Salin Artikel

Mengenal Sosok Ismail Marzuki, Maestro Itu Tak Pernah Merasakan Kasih Sayang Ibu

JAKARTA, KOMPAS.com - Nama Ismail Marzuki kembali menyeruak setelah komunitas masyarakat Betawi mengusulkan perubahan nama sejumlah jalan di Ibu Kota.

Jalan Cikini Raya, misalnya, diusulkan untuk berubah nama menjadi Jalan Ismail Marzuki.

Nama Ismail Marzuki sebelumnya juga sudah terpatri di pusat kesenian Jakarta, Taman Ismail Marzuki (TIM), di Jalan Cikini Raya.

Lantas, siapa sebenarnya sosok pria yang begitu diagungkan masyarakat Betawi ini?

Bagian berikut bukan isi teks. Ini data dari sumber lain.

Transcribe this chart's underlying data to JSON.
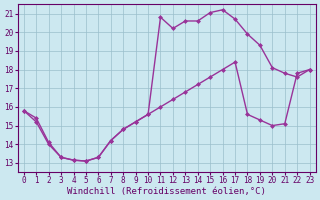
{
  "xlabel": "Windchill (Refroidissement éolien,°C)",
  "xlim": [
    -0.5,
    23.5
  ],
  "ylim": [
    12.5,
    21.5
  ],
  "xticks": [
    0,
    1,
    2,
    3,
    4,
    5,
    6,
    7,
    8,
    9,
    10,
    11,
    12,
    13,
    14,
    15,
    16,
    17,
    18,
    19,
    20,
    21,
    22,
    23
  ],
  "yticks": [
    13,
    14,
    15,
    16,
    17,
    18,
    19,
    20,
    21
  ],
  "bg_color": "#cce8f0",
  "grid_color": "#9abfcc",
  "line_color": "#993399",
  "line1_x": [
    0,
    1,
    2,
    3,
    4,
    5,
    6,
    7,
    8,
    9,
    10,
    11,
    12,
    13,
    14,
    15,
    16,
    17,
    18,
    19,
    20,
    21,
    22,
    23
  ],
  "line1_y": [
    15.8,
    15.4,
    14.1,
    13.3,
    13.15,
    13.1,
    13.3,
    14.2,
    14.8,
    15.2,
    15.6,
    20.8,
    20.2,
    20.6,
    20.6,
    21.05,
    21.2,
    20.7,
    19.9,
    19.3,
    18.1,
    17.8,
    17.6,
    18.0
  ],
  "line2_x": [
    0,
    1,
    2,
    3,
    4,
    5,
    6,
    7,
    8,
    9,
    10,
    11,
    12,
    13,
    14,
    15,
    16,
    17,
    18,
    19,
    20,
    21,
    22,
    23
  ],
  "line2_y": [
    15.8,
    15.2,
    14.0,
    13.3,
    13.15,
    13.1,
    13.3,
    14.2,
    14.8,
    15.2,
    15.6,
    16.0,
    16.4,
    16.8,
    17.2,
    17.6,
    18.0,
    18.4,
    15.6,
    15.3,
    15.0,
    15.1,
    17.8,
    18.0
  ],
  "marker": "D",
  "markersize": 2.5,
  "linewidth": 1.0,
  "tick_fontsize": 5.5,
  "xlabel_fontsize": 6.5,
  "text_color": "#660066",
  "spine_color": "#660066"
}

Kompas.com merangkum profil Ismail Marzuki di sini.

Tokoh komponis besar Indonesia

Dilansir dari laman kebudayaan.kemdikbud.go.id, Ismail Marzuki merupakan pria kelahiran Jakarta pada 1914.

Seumur hidupnya, Ismail Marzuki mendedikasikan dirinya untuk membuat karya-karya musik yang berperan besar dalam kemajuan musik Tanah Air.

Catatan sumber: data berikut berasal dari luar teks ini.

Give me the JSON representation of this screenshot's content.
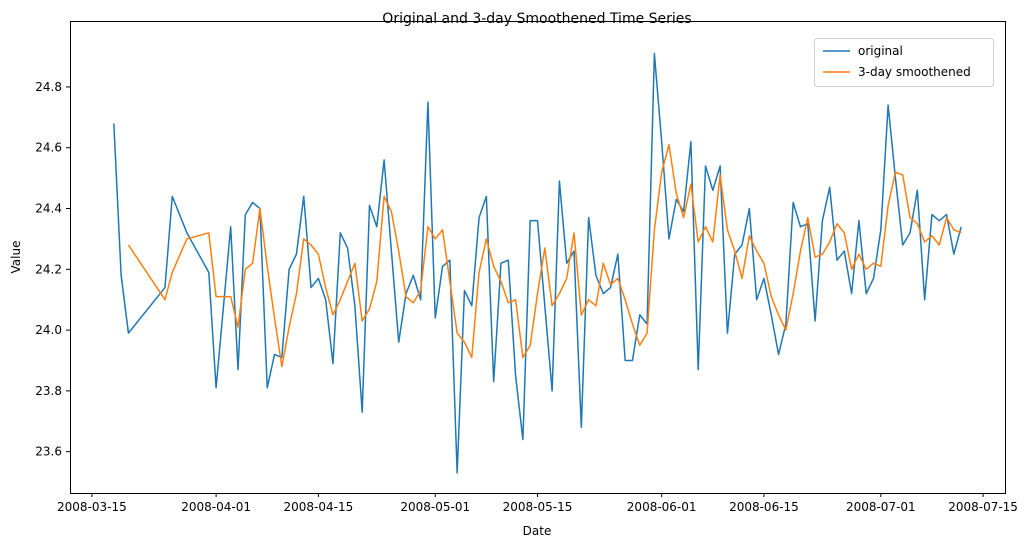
{
  "chart_data": {
    "type": "line",
    "title": "Original and 3-day Smoothened Time Series",
    "xlabel": "Date",
    "ylabel": "Value",
    "xlim": [
      "2008-03-12",
      "2008-07-18"
    ],
    "ylim": [
      23.464,
      25.017
    ],
    "x_ticks": [
      "2008-03-15",
      "2008-04-01",
      "2008-04-15",
      "2008-05-01",
      "2008-05-15",
      "2008-06-01",
      "2008-06-15",
      "2008-07-01",
      "2008-07-15"
    ],
    "y_ticks": [
      "23.6",
      "23.8",
      "24.0",
      "24.2",
      "24.4",
      "24.6",
      "24.8"
    ],
    "grid": false,
    "legend_position": "top-right",
    "x": [
      "2008-03-18",
      "2008-03-19",
      "2008-03-20",
      "2008-03-25",
      "2008-03-26",
      "2008-03-28",
      "2008-03-31",
      "2008-04-01",
      "2008-04-03",
      "2008-04-04",
      "2008-04-05",
      "2008-04-06",
      "2008-04-07",
      "2008-04-08",
      "2008-04-09",
      "2008-04-10",
      "2008-04-11",
      "2008-04-12",
      "2008-04-13",
      "2008-04-14",
      "2008-04-15",
      "2008-04-16",
      "2008-04-17",
      "2008-04-18",
      "2008-04-19",
      "2008-04-20",
      "2008-04-21",
      "2008-04-22",
      "2008-04-23",
      "2008-04-24",
      "2008-04-25",
      "2008-04-26",
      "2008-04-27",
      "2008-04-28",
      "2008-04-29",
      "2008-04-30",
      "2008-05-01",
      "2008-05-02",
      "2008-05-03",
      "2008-05-04",
      "2008-05-05",
      "2008-05-06",
      "2008-05-07",
      "2008-05-08",
      "2008-05-09",
      "2008-05-10",
      "2008-05-11",
      "2008-05-12",
      "2008-05-13",
      "2008-05-14",
      "2008-05-15",
      "2008-05-16",
      "2008-05-17",
      "2008-05-18",
      "2008-05-19",
      "2008-05-20",
      "2008-05-21",
      "2008-05-22",
      "2008-05-23",
      "2008-05-24",
      "2008-05-25",
      "2008-05-26",
      "2008-05-27",
      "2008-05-28",
      "2008-05-29",
      "2008-05-30",
      "2008-05-31",
      "2008-06-01",
      "2008-06-02",
      "2008-06-03",
      "2008-06-04",
      "2008-06-05",
      "2008-06-06",
      "2008-06-07",
      "2008-06-08",
      "2008-06-09",
      "2008-06-10",
      "2008-06-11",
      "2008-06-12",
      "2008-06-13",
      "2008-06-14",
      "2008-06-15",
      "2008-06-16",
      "2008-06-17",
      "2008-06-18",
      "2008-06-19",
      "2008-06-20",
      "2008-06-21",
      "2008-06-22",
      "2008-06-23",
      "2008-06-24",
      "2008-06-25",
      "2008-06-26",
      "2008-06-27",
      "2008-06-28",
      "2008-06-29",
      "2008-06-30",
      "2008-07-01",
      "2008-07-02",
      "2008-07-03",
      "2008-07-04",
      "2008-07-05",
      "2008-07-06",
      "2008-07-07",
      "2008-07-08",
      "2008-07-09",
      "2008-07-10",
      "2008-07-11",
      "2008-07-12"
    ],
    "series": [
      {
        "name": "original",
        "color": "#1f77b4",
        "values": [
          24.68,
          24.18,
          23.99,
          24.14,
          24.44,
          24.32,
          24.19,
          23.81,
          24.34,
          23.87,
          24.38,
          24.42,
          24.4,
          23.81,
          23.92,
          23.91,
          24.2,
          24.25,
          24.44,
          24.14,
          24.17,
          24.1,
          23.89,
          24.32,
          24.27,
          24.08,
          23.73,
          24.41,
          24.34,
          24.56,
          24.26,
          23.96,
          24.12,
          24.18,
          24.1,
          24.75,
          24.04,
          24.21,
          24.23,
          23.53,
          24.13,
          24.08,
          24.37,
          24.44,
          23.83,
          24.22,
          24.23,
          23.85,
          23.64,
          24.36,
          24.36,
          24.08,
          23.8,
          24.49,
          24.22,
          24.26,
          23.68,
          24.37,
          24.18,
          24.12,
          24.14,
          24.25,
          23.9,
          23.9,
          24.05,
          24.02,
          24.91,
          24.62,
          24.3,
          24.43,
          24.39,
          24.62,
          23.87,
          24.54,
          24.46,
          24.54,
          23.99,
          24.25,
          24.28,
          24.4,
          24.1,
          24.17,
          24.05,
          23.92,
          24.02,
          24.42,
          24.34,
          24.35,
          24.03,
          24.36,
          24.47,
          24.23,
          24.26,
          24.12,
          24.36,
          24.12,
          24.17,
          24.33,
          24.74,
          24.5,
          24.28,
          24.32,
          24.46,
          24.1,
          24.38,
          24.36,
          24.38,
          24.25,
          24.34
        ]
      },
      {
        "name": "3-day smoothened",
        "color": "#ff7f0e",
        "values": [
          null,
          null,
          24.28,
          24.1,
          24.19,
          24.3,
          24.32,
          24.11,
          24.11,
          24.01,
          24.2,
          24.22,
          24.4,
          24.21,
          24.04,
          23.88,
          24.01,
          24.12,
          24.3,
          24.28,
          24.25,
          24.14,
          24.05,
          24.1,
          24.16,
          24.22,
          24.03,
          24.07,
          24.16,
          24.44,
          24.39,
          24.26,
          24.11,
          24.09,
          24.13,
          24.34,
          24.3,
          24.33,
          24.16,
          23.99,
          23.96,
          23.91,
          24.19,
          24.3,
          24.21,
          24.16,
          24.09,
          24.1,
          23.91,
          23.95,
          24.12,
          24.27,
          24.08,
          24.12,
          24.17,
          24.32,
          24.05,
          24.1,
          24.08,
          24.22,
          24.15,
          24.17,
          24.1,
          24.02,
          23.95,
          23.99,
          24.33,
          24.52,
          24.61,
          24.45,
          24.37,
          24.48,
          24.29,
          24.34,
          24.29,
          24.51,
          24.33,
          24.26,
          24.17,
          24.31,
          24.26,
          24.22,
          24.11,
          24.05,
          24.0,
          24.12,
          24.26,
          24.37,
          24.24,
          24.25,
          24.29,
          24.35,
          24.32,
          24.2,
          24.25,
          24.2,
          24.22,
          24.21,
          24.41,
          24.52,
          24.51,
          24.37,
          24.35,
          24.29,
          24.31,
          24.28,
          24.37,
          24.33,
          24.32
        ]
      }
    ]
  }
}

Ismail Marzuki tumbuh besar dalam asuhan ayahnya, Marzuki, yang merupakan seorang wiraswasta kecil di wilayah Kwitang, Senen, Jakarta Pusat.

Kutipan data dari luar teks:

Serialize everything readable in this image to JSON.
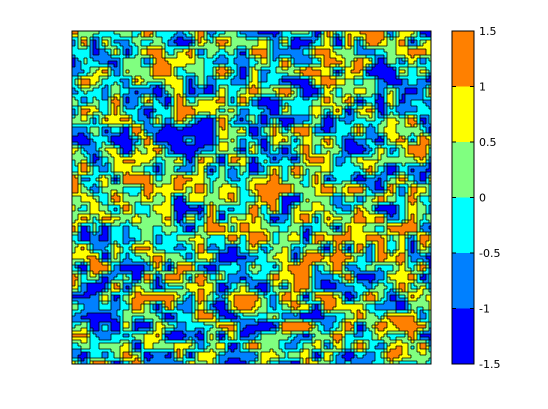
{
  "chart_data": {
    "type": "heatmap",
    "subtype": "filled-contour",
    "title": "",
    "xlabel": "",
    "ylabel": "",
    "axes_ticks_visible": false,
    "grid": false,
    "legend": "colorbar-right",
    "contour_lines": true,
    "contour_line_color": "#000000",
    "colorbar": {
      "levels": [
        -1.5,
        -1,
        -0.5,
        0,
        0.5,
        1,
        1.5
      ],
      "tick_labels": [
        "-1.5",
        "-1",
        "-0.5",
        "0",
        "0.5",
        "1",
        "1.5"
      ],
      "colors": [
        "#0000ff",
        "#0080ff",
        "#00ffff",
        "#80ff80",
        "#ffff00",
        "#ff8000"
      ]
    }
  }
}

Sejak pertama kali ia membuka mata, Ismail Marzuki tak pernah sama sekali melihat senyuman sang ibu dan merasakan hangatnya kasih sayang dari sosok yang melahirkannya ke bumi itu.

Pasalnya, ibunda tercinta meninggal saat sedang berjuang melahirkan Ismail.

Bakat musik dari sang ayah

Musik sudah menyelimuti hari-hari Ismail kecil. Selain berwiraswasta, sang ayah juga merupakan pemain rebana dan menguasai seni berdendang.

Sambil melantunkan dzikir dan menabuh rebananya, suara Marzuki menggema begitu syahdu.

Ada pesona di cengkoknya yang khas.

Karenanya, Marzuki biasa diundang tampil di acaraa sunatan, perayaan pernikahan, dan lain-lain.

Ibarat peribahasa "buah jatuh tak jauh dari pohonnya", kemampuan seni Marzuki kemudian turun kepada anaknya, Ismail yang akrab disapa Ma’ing.

Rajin berlatih dan mengembangkan bakat bermusik

Kemampuan Ismail Marzuki dalam menciptakan ratusan lagu tidak datang secara instan.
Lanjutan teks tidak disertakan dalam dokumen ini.